PSU Watch had earlier reported that India’s thermal power capacity addition plans for 2031-32 will entail an investment of Rs 6.67 lakh crore. Ajoy Choudhury, Director (Finance) at REC, said that out of the total investment of Rs 6.67 lakh crore, funding will be restricted to about Rs 4-4.5 lakh crore. “We are targeting roughly 50 percent of this funding opportunity that will happen over a period of time by 2031-32,” he said.

“The share of coal in our loan book is currently at 28-30 percent. And it is going to continue at that level until 2031-32 even as we tap into the funding opportunities presented by additional thermal power capacity addition.
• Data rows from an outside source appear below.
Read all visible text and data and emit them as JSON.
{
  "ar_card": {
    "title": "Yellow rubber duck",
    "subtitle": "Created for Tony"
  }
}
And that is because the share of renewables in our loan book will go up. Renewable Energy currently constitutes only about 7-8 percent of our loan book. And it is expected to go up to 30 percent by 2030.”
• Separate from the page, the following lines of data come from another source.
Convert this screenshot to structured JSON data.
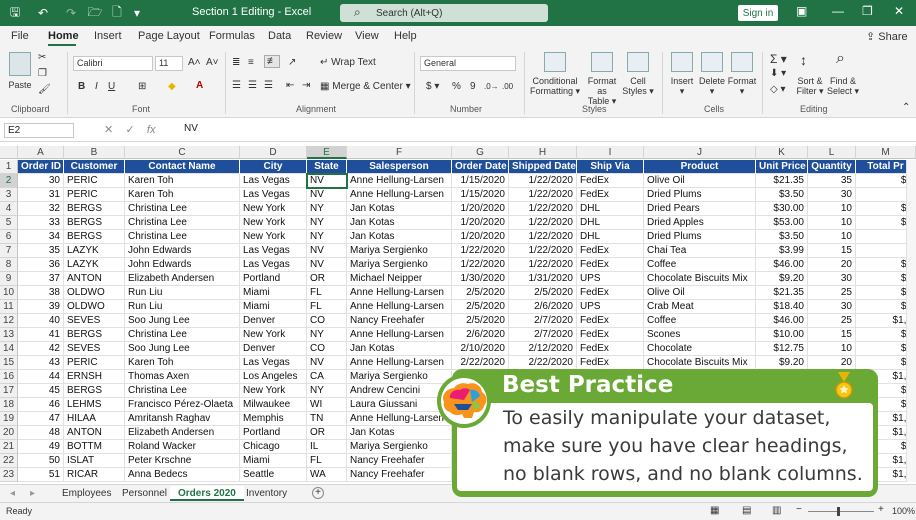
{
  "titlebar": {
    "title": "Section 1 Editing  -  Excel",
    "search_placeholder": "Search (Alt+Q)",
    "signin_label": "Sign in"
  },
  "menu": {
    "items": [
      "File",
      "Home",
      "Insert",
      "Page Layout",
      "Formulas",
      "Data",
      "Review",
      "View",
      "Help"
    ],
    "active": "Home",
    "share_label": "Share"
  },
  "ribbon": {
    "clipboard": {
      "paste_label": "Paste",
      "group_label": "Clipboard"
    },
    "font": {
      "font_name": "Calibri",
      "font_size": "11",
      "group_label": "Font"
    },
    "alignment": {
      "wrap_text": "Wrap Text",
      "merge_center": "Merge & Center",
      "group_label": "Alignment"
    },
    "number": {
      "format": "General",
      "group_label": "Number"
    },
    "styles": {
      "conditional": "Conditional",
      "formatting": "Formatting",
      "format_as": "Format as",
      "table": "Table",
      "cell": "Cell",
      "cell_styles": "Styles",
      "group_label": "Styles"
    },
    "cells": {
      "insert": "Insert",
      "delete": "Delete",
      "format": "Format",
      "group_label": "Cells"
    },
    "editing": {
      "sort": "Sort &",
      "filter": "Filter",
      "find": "Find &",
      "select": "Select",
      "group_label": "Editing"
    }
  },
  "formula_bar": {
    "name_box": "E2",
    "value": "NV"
  },
  "columns": [
    "A",
    "B",
    "C",
    "D",
    "E",
    "F",
    "G",
    "H",
    "I",
    "J",
    "K",
    "L",
    "M"
  ],
  "header_row": [
    "Order ID",
    "Customer",
    "Contact Name",
    "City",
    "State",
    "Salesperson",
    "Order Date",
    "Shipped Date",
    "Ship Via",
    "Product",
    "Unit Price",
    "Quantity",
    "Total Pr"
  ],
  "rows": [
    [
      "30",
      "PERIC",
      "Karen Toh",
      "Las Vegas",
      "NV",
      "Anne Hellung-Larsen",
      "1/15/2020",
      "1/22/2020",
      "FedEx",
      "Olive Oil",
      "$21.35",
      "35",
      "$7"
    ],
    [
      "31",
      "PERIC",
      "Karen Toh",
      "Las Vegas",
      "NV",
      "Anne Hellung-Larsen",
      "1/15/2020",
      "1/22/2020",
      "FedEx",
      "Dried Plums",
      "$3.50",
      "30",
      "$"
    ],
    [
      "32",
      "BERGS",
      "Christina Lee",
      "New York",
      "NY",
      "Jan Kotas",
      "1/20/2020",
      "1/22/2020",
      "DHL",
      "Dried Pears",
      "$30.00",
      "10",
      "$3"
    ],
    [
      "33",
      "BERGS",
      "Christina Lee",
      "New York",
      "NY",
      "Jan Kotas",
      "1/20/2020",
      "1/22/2020",
      "DHL",
      "Dried Apples",
      "$53.00",
      "10",
      "$5"
    ],
    [
      "34",
      "BERGS",
      "Christina Lee",
      "New York",
      "NY",
      "Jan Kotas",
      "1/20/2020",
      "1/22/2020",
      "DHL",
      "Dried Plums",
      "$3.50",
      "10",
      "$"
    ],
    [
      "35",
      "LAZYK",
      "John Edwards",
      "Las Vegas",
      "NV",
      "Mariya Sergienko",
      "1/22/2020",
      "1/22/2020",
      "FedEx",
      "Chai Tea",
      "$3.99",
      "15",
      "$"
    ],
    [
      "36",
      "LAZYK",
      "John Edwards",
      "Las Vegas",
      "NV",
      "Mariya Sergienko",
      "1/22/2020",
      "1/22/2020",
      "FedEx",
      "Coffee",
      "$46.00",
      "20",
      "$9"
    ],
    [
      "37",
      "ANTON",
      "Elizabeth Andersen",
      "Portland",
      "OR",
      "Michael Neipper",
      "1/30/2020",
      "1/31/2020",
      "UPS",
      "Chocolate Biscuits Mix",
      "$9.20",
      "30",
      "$2"
    ],
    [
      "38",
      "OLDWO",
      "Run Liu",
      "Miami",
      "FL",
      "Anne Hellung-Larsen",
      "2/5/2020",
      "2/5/2020",
      "FedEx",
      "Olive Oil",
      "$21.35",
      "25",
      "$5"
    ],
    [
      "39",
      "OLDWO",
      "Run Liu",
      "Miami",
      "FL",
      "Anne Hellung-Larsen",
      "2/5/2020",
      "2/6/2020",
      "UPS",
      "Crab Meat",
      "$18.40",
      "30",
      "$5"
    ],
    [
      "40",
      "SEVES",
      "Soo Jung Lee",
      "Denver",
      "CO",
      "Nancy Freehafer",
      "2/5/2020",
      "2/7/2020",
      "FedEx",
      "Coffee",
      "$46.00",
      "25",
      "$1,1"
    ],
    [
      "41",
      "BERGS",
      "Christina Lee",
      "New York",
      "NY",
      "Anne Hellung-Larsen",
      "2/6/2020",
      "2/7/2020",
      "FedEx",
      "Scones",
      "$10.00",
      "15",
      "$1"
    ],
    [
      "42",
      "SEVES",
      "Soo Jung Lee",
      "Denver",
      "CO",
      "Jan Kotas",
      "2/10/2020",
      "2/12/2020",
      "FedEx",
      "Chocolate",
      "$12.75",
      "10",
      "$1"
    ],
    [
      "43",
      "PERIC",
      "Karen Toh",
      "Las Vegas",
      "NV",
      "Anne Hellung-Larsen",
      "2/22/2020",
      "2/22/2020",
      "FedEx",
      "Chocolate Biscuits Mix",
      "$9.20",
      "20",
      "$1"
    ],
    [
      "44",
      "ERNSH",
      "Thomas Axen",
      "Los Angeles",
      "CA",
      "Mariya Sergienko",
      "",
      "",
      "",
      "",
      "",
      "",
      "$1,9"
    ],
    [
      "45",
      "BERGS",
      "Christina Lee",
      "New York",
      "NY",
      "Andrew Cencini",
      "",
      "",
      "",
      "",
      "",
      "",
      "$1"
    ],
    [
      "46",
      "LEHMS",
      "Francisco Pérez-Olaeta",
      "Milwaukee",
      "WI",
      "Laura Giussani",
      "",
      "",
      "",
      "",
      "",
      "",
      "$6"
    ],
    [
      "47",
      "HILAA",
      "Amritansh Raghav",
      "Memphis",
      "TN",
      "Anne Hellung-Larsen",
      "",
      "",
      "",
      "",
      "",
      "",
      "$1,2"
    ],
    [
      "48",
      "ANTON",
      "Elizabeth Andersen",
      "Portland",
      "OR",
      "Jan Kotas",
      "",
      "",
      "",
      "",
      "",
      "",
      "$1,2"
    ],
    [
      "49",
      "BOTTM",
      "Roland Wacker",
      "Chicago",
      "IL",
      "Mariya Sergienko",
      "",
      "",
      "",
      "",
      "",
      "",
      "$6"
    ],
    [
      "50",
      "ISLAT",
      "Peter Krschne",
      "Miami",
      "FL",
      "Nancy Freehafer",
      "",
      "",
      "",
      "",
      "",
      "",
      "$1,9"
    ],
    [
      "51",
      "RICAR",
      "Anna Bedecs",
      "Seattle",
      "WA",
      "Nancy Freehafer",
      "",
      "",
      "",
      "",
      "",
      "",
      "$1,9"
    ]
  ],
  "sheets": {
    "tabs": [
      "Employees",
      "Personnel",
      "Orders 2020",
      "Inventory"
    ],
    "active": "Orders 2020"
  },
  "status": {
    "ready": "Ready",
    "zoom": "100%"
  },
  "callout": {
    "title": "Best Practice",
    "lines": [
      "To easily manipulate your dataset,",
      "make sure you have clear headings,",
      "no blank rows, and no blank columns."
    ]
  }
}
If they are increasing both coal funding and renewables, this should help them increase their loanbook and also get the ‘Renewables and ESG’ tag helping IREDA get the PE multiples.
At the same time, government’s LTCG and removal of indexation benefits will aid ita capital gains tax bond funding. Since they have to now compete with many large private banks as well for deposits, it will be an easy source of cheap funds.

How do you look into the PE multiples and valuation? Does it have a IREDA rerating potential? What are the triggers or weaknesses we need to look into for coal based funding.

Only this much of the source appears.